La notion de stress nous vient de l’endocrinologue Hans Seyle.

Selye a observé lors de ses recherches avec des rats une réaction particulière lorsque ceux-ci étaient soumis à des stesseurs extrêmes.

Ces rats développaient une réponse non spécifique au niveau des surrénales, du thymus et du poids tout en causant des ulcères.

À partir de ses observations, Seyle a développé  le concept de syndrome général d’adaptation.

 

Le syndrome général d’adaptation

Ce syndrome inclue les phases d’alarme, de résistance et d’épuisement.

L’épuisement survient lorsque l’organisme ou l’individu ne peut plus résister au stress.

Il y aurait donc une limite à la quantité d’énergie d’adaptation d’une personne.

Trop de stress conduit à la détresse et même à la maladie.

Seyle a aussi fait ressortir que le stress peut être positif, négatif, désirable ou indésirable.

Le stress n’est donc pas à éviter à tout prix.

Un niveau de stress optimal serait même essentiel à la santé.

 

La définition du stress

Le stress est un état provenant d’un déséquilibre actuel ou perçu entre un stresseur ou une demande et les capacités d’action et d’adaptation d’un organisme.

Il se manifeste par une réponse non spécifique (Selye) et aussi par une réaction propre à l’individu.

Comme on le constate dans cette définition, l’évaluation du stresseur sera déterminante pour la réaction.

Il en est de même des stratégies d’adaptation disponibles et utilisées par la personne.

C’est le déséquilibre perçu entre le stresseur et les stratégies d’adaptation disponibles qui sera  important.

Lorsqu’une personne est en état de stress, il en résulte des réactions pouvant se manifester à différents niveaux.

 

Les symptômes physiologiques du stress

Au niveau physique on observe des manifestations telles qu’une accélération du rythme cardiaque, une respiration perturbée et une élévation de la tension musculaire.

On note également une augmentation de la pression sanguine, une dilatation des pupilles, une digestion interrompue,etc.

À moyen ou long terme un stress chronique peut conduire à des maladies physiques.

Comme exemples mentionnons les céphalées de tension, le syndrome du colon irritable et l’hypertension.

Les maux de dos, l’eczéma, la douleur chronique en sont d’autres exemples.

 

Les symptômes émotionnels

Lorsqu’une personne est stressée, sa stabilité émotionnelle est souvent perturbée.

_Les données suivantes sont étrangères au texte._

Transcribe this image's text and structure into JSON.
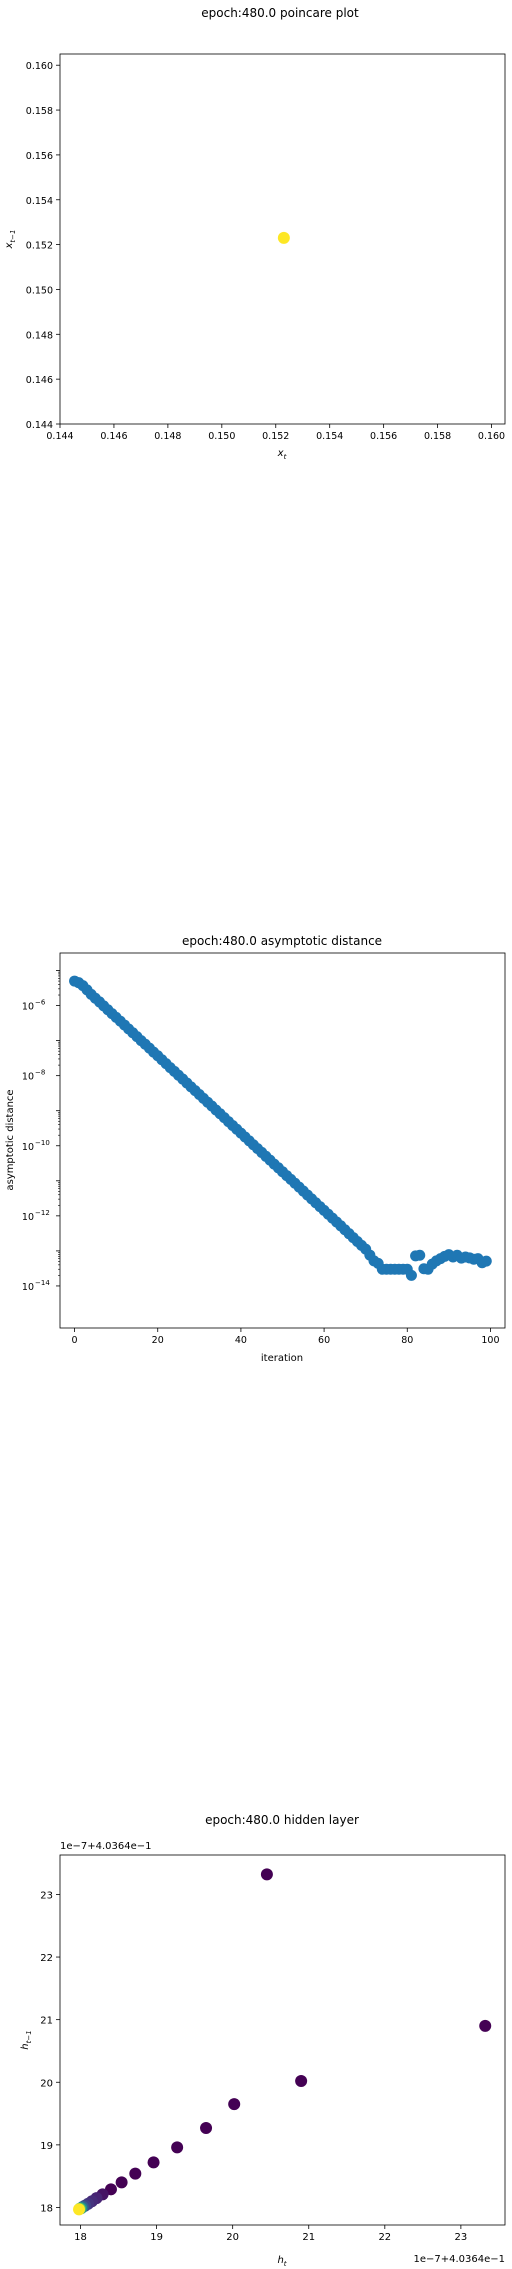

Elle devient beaucoup plus facilement anxieuse, irritable, en colère, triste ou déprimée.

Cela va souvent affecter sa santé émotionnelle, sa joie de vivre et sa capacité d’intimité.

Le stress peut engendrer à long terme de l‘anxiété chronique, des phobies, un état dépressif, un burnout, etc.

 

Les symptômes cognitifs

Au plan cognitif, l’état de stress peut amener des problèmes d’attention, de concentration et une hyperactivité mentale.

Ajoutons à cette liste la rumination de pensées négatives et un pessimisme accru.

Lorsque le stress devient chronique, la personne peut développer des problèmes de mémoire, des troubles du sommeil, des obsessions, etc.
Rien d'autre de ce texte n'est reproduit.